Sidang Notaris Edhi, Pieter Talaway: Keterangan Saksi Menunjukan Kebohongan Pelapor

SURABAYA (Realita)- Sidang lanjutan dugaan pemalsuan surat dengan terdakwa Notaris Edhi Susanto dan dan Feni Talim (istri Edhi Susanto) digelar di Pengadilan Negeri (PN) Surabaya, Kamis (7/7/2022). Dalam sidang ini menghadirkan saksi mantan pegawai Notaris Edhi Susanto dan pegawai PNS BPN Surabaya 2.

Dihadapan majelis hakim, saksi Ninik Hartini (56) yang merupakan mantan pegawai Notaris Edhi Susanto dibagian penerima tamu, menjelaskan serta menerangkan kepada pihak yang ingin bertemu Notaris, dan mempertemukan tamu itu dengan Notaris.

Baca Juga: Notaris Edhi Susanto Divonis Bersalah, Ronald Talaway; Menyesalkan Putusan Hakim

Saat ditanya Jaksa Penuntut Umum (JPU) Rakhmad Haru Basuki, apakah saksi juga bertugas mengetik dokumen serta menyimpan arsip dan lain sebagainya yang berhubungan dengan kenotariatan? 

Menjawab pertanyaan itu, saksi Ninik mengakui, untuk mengetik dokumen, saksi menjawab iya. Dan saksi kembali menjelaskan, dokumen yang ia ketik banyak, termasuk adanya dokumen-dokumen yang harus direvisi.

"Kalau mengenai perjanjian-perjanjian tidak, karena ada bagiannya sendiri. Kalau surat kuasa, siapapun bisa mengetiknya selama ada lampiran dari notaris," terang Ninik.

Saksi Ninik kemudian menjelaskan, mengenai surat kuasa, ia pernah diperintah notaris untuk mengetiknya. 

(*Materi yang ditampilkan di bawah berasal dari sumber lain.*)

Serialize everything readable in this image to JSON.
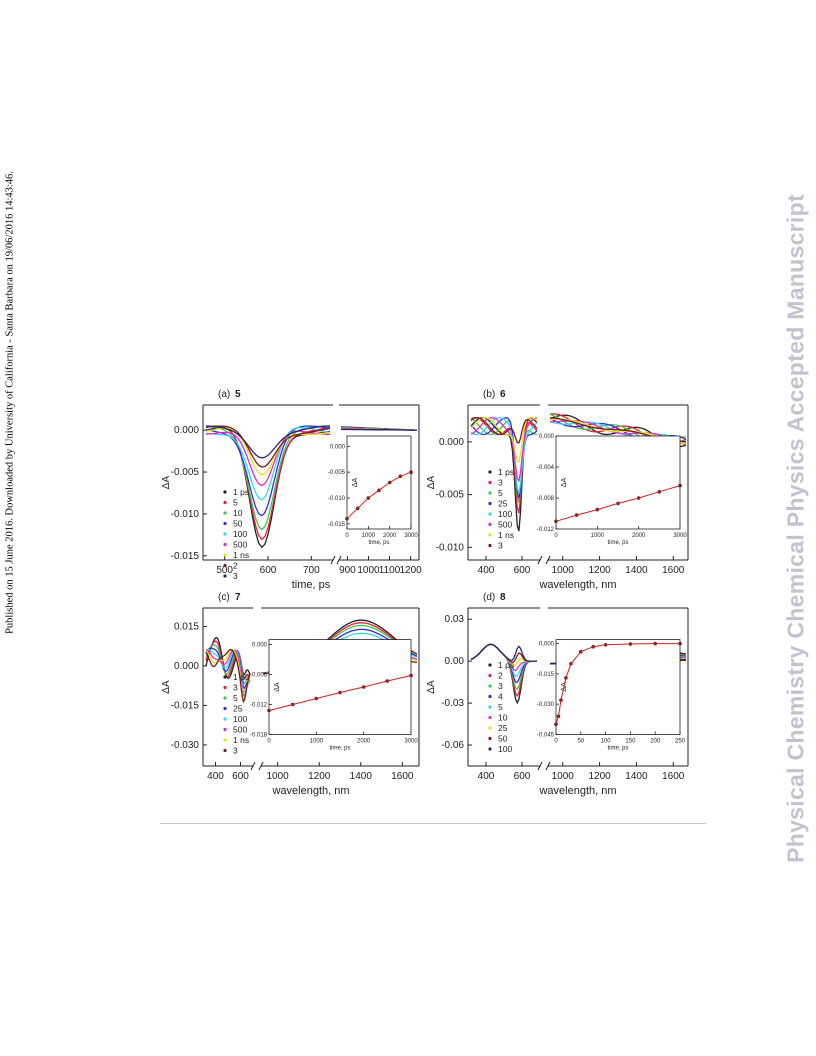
{
  "side_note": "Published on 15 June 2016. Downloaded by University of California - Santa Barbara on 19/06/2016 14:43:46.",
  "watermark": "Physical Chemistry Chemical Physics Accepted Manuscript",
  "colors": {
    "traces": [
      "#222222",
      "#e81e3c",
      "#3cc84a",
      "#3a2ae0",
      "#37d8e8",
      "#e02cc8",
      "#e6e21a",
      "#7a1a1a",
      "#28286a",
      "#28a0a0",
      "#ff8c1a",
      "#8a8a8a",
      "#b8e62a"
    ]
  },
  "chart_data": [
    {
      "type": "line",
      "panel_label": "(a)",
      "compound": "5",
      "xlabel": "time, ps",
      "ylabel": "ΔA",
      "x_ticks_left": [
        "500",
        "600",
        "700"
      ],
      "x_ticks_right": [
        "900",
        "1000",
        "1100",
        "1200"
      ],
      "y_ticks": [
        "0.000",
        "-0.005",
        "-0.010",
        "-0.015"
      ],
      "ylim": [
        -0.0155,
        0.003
      ],
      "legend": [
        "1 ps",
        "5",
        "10",
        "50",
        "100",
        "500",
        "1 ns",
        "2",
        "3"
      ],
      "bleach_min": -0.0142,
      "inset": {
        "xlabel": "time, ps",
        "ylabel": "ΔA",
        "x_ticks": [
          "0",
          "1000",
          "2000",
          "3000"
        ],
        "y_ticks": [
          "0.000",
          "-0.005",
          "-0.010",
          "-0.015"
        ],
        "ylim": [
          -0.016,
          0.002
        ],
        "x": [
          0,
          500,
          1000,
          1500,
          2000,
          2500,
          3000
        ],
        "y": [
          -0.014,
          -0.012,
          -0.01,
          -0.0085,
          -0.007,
          -0.0058,
          -0.005
        ]
      }
    },
    {
      "type": "line",
      "panel_label": "(b)",
      "compound": "6",
      "xlabel": "wavelength, nm",
      "ylabel": "ΔA",
      "x_ticks_left": [
        "400",
        "600"
      ],
      "x_ticks_right": [
        "1000",
        "1200",
        "1400",
        "1600"
      ],
      "y_ticks": [
        "0.000",
        "-0.005",
        "-0.010"
      ],
      "ylim": [
        -0.0112,
        0.0035
      ],
      "legend": [
        "1 ps",
        "3",
        "5",
        "25",
        "100",
        "500",
        "1 ns",
        "3"
      ],
      "bleach_min": -0.0102,
      "inset": {
        "xlabel": "time, ps",
        "ylabel": "ΔA",
        "x_ticks": [
          "0",
          "1000",
          "2000",
          "3000"
        ],
        "y_ticks": [
          "0.000",
          "-0.004",
          "-0.008",
          "-0.012"
        ],
        "ylim": [
          -0.012,
          0.0
        ],
        "x": [
          0,
          500,
          1000,
          1500,
          2000,
          2500,
          3000
        ],
        "y": [
          -0.011,
          -0.0102,
          -0.0095,
          -0.0087,
          -0.008,
          -0.0072,
          -0.0064
        ]
      }
    },
    {
      "type": "line",
      "panel_label": "(c)",
      "compound": "7",
      "xlabel": "wavelength, nm",
      "ylabel": "ΔA",
      "x_ticks_left": [
        "400",
        "600"
      ],
      "x_ticks_right": [
        "1000",
        "1200",
        "1400",
        "1600"
      ],
      "y_ticks": [
        "0.015",
        "0.000",
        "-0.015",
        "-0.030"
      ],
      "ylim": [
        -0.038,
        0.022
      ],
      "legend": [
        "1 ps",
        "3",
        "5",
        "25",
        "100",
        "500",
        "1 ns",
        "3"
      ],
      "nir_peak_x": 1300,
      "nir_peak_values": [
        0.0185,
        0.0175,
        0.0165,
        0.015,
        0.0135,
        0.0105,
        0.0085,
        0.0055
      ],
      "inset": {
        "xlabel": "time, ps",
        "ylabel": "ΔA",
        "x_ticks": [
          "0",
          "1000",
          "2000",
          "3000"
        ],
        "y_ticks": [
          "0.000",
          "-0.006",
          "-0.012",
          "-0.018"
        ],
        "ylim": [
          -0.018,
          0.001
        ],
        "x": [
          0,
          500,
          1000,
          1500,
          2000,
          2500,
          3000
        ],
        "y": [
          -0.0132,
          -0.012,
          -0.0108,
          -0.0096,
          -0.0085,
          -0.0073,
          -0.0062
        ]
      }
    },
    {
      "type": "line",
      "panel_label": "(d)",
      "compound": "8",
      "xlabel": "wavelength, nm",
      "ylabel": "ΔA",
      "x_ticks_left": [
        "400",
        "600"
      ],
      "x_ticks_right": [
        "1000",
        "1200",
        "1400",
        "1600"
      ],
      "y_ticks": [
        "0.03",
        "0.00",
        "-0.03",
        "-0.06"
      ],
      "ylim": [
        -0.075,
        0.038
      ],
      "legend": [
        "1 ps",
        "2",
        "3",
        "4",
        "5",
        "10",
        "25",
        "50",
        "100"
      ],
      "inset": {
        "xlabel": "time, ps",
        "ylabel": "ΔA",
        "x_ticks": [
          "0",
          "50",
          "100",
          "150",
          "200",
          "250"
        ],
        "y_ticks": [
          "0.000",
          "-0.015",
          "-0.030",
          "-0.045"
        ],
        "ylim": [
          -0.045,
          0.002
        ],
        "x": [
          0,
          5,
          10,
          20,
          30,
          50,
          75,
          100,
          150,
          200,
          250
        ],
        "y": [
          -0.04,
          -0.036,
          -0.028,
          -0.017,
          -0.01,
          -0.004,
          -0.0015,
          -0.0006,
          -0.0002,
          0.0,
          0.0
        ]
      }
    }
  ]
}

Jaksa Rakhmad Hari Basuki kemudian bertanya ke saksi Ninik, apakah pernah ada klien kantor Notaris Edhi Susanto yang bernama Hardi Kartoyo, Itawati Sidharta dan Tiono Satria Dharmawan? 

Menjawab pertanyaan penuntut umum ini, saksi Ninik menjelaskan, sekitar tahun 2017, Hardi Kartoyo datang ke kantor Notaris Edhi Susanto kemudian menyerahkan tiga sertifikat.

"Namun, waktu itu, Hardi tidak bersama istrinya dan istri Hardi yang bernama Itawati tidak pernah didatangkan," kata Ninik.

Dari tiga sertifikat yang diserahkan tersebut, lanjut Ninik, salah satunya terkena pemotongan jalan atau reeland Jalan Kenjeran Surabaya.

"Hardi sendiri sudah menerima ganti rugi atas pemotongan jalan itu. Ia datang ke kantor notaris untuk diproses sertifikat itu," jabarnya.

Karena di Bank JTrust, lanjut saksi Ninik, sertifikat yang belum dipotong dengan logo bola dunia. Berdasarkan Peraturan Pemerintah (PP) dari Badan Pertanahan Nasional (BPN) harus mengganti sertifikat tersebut.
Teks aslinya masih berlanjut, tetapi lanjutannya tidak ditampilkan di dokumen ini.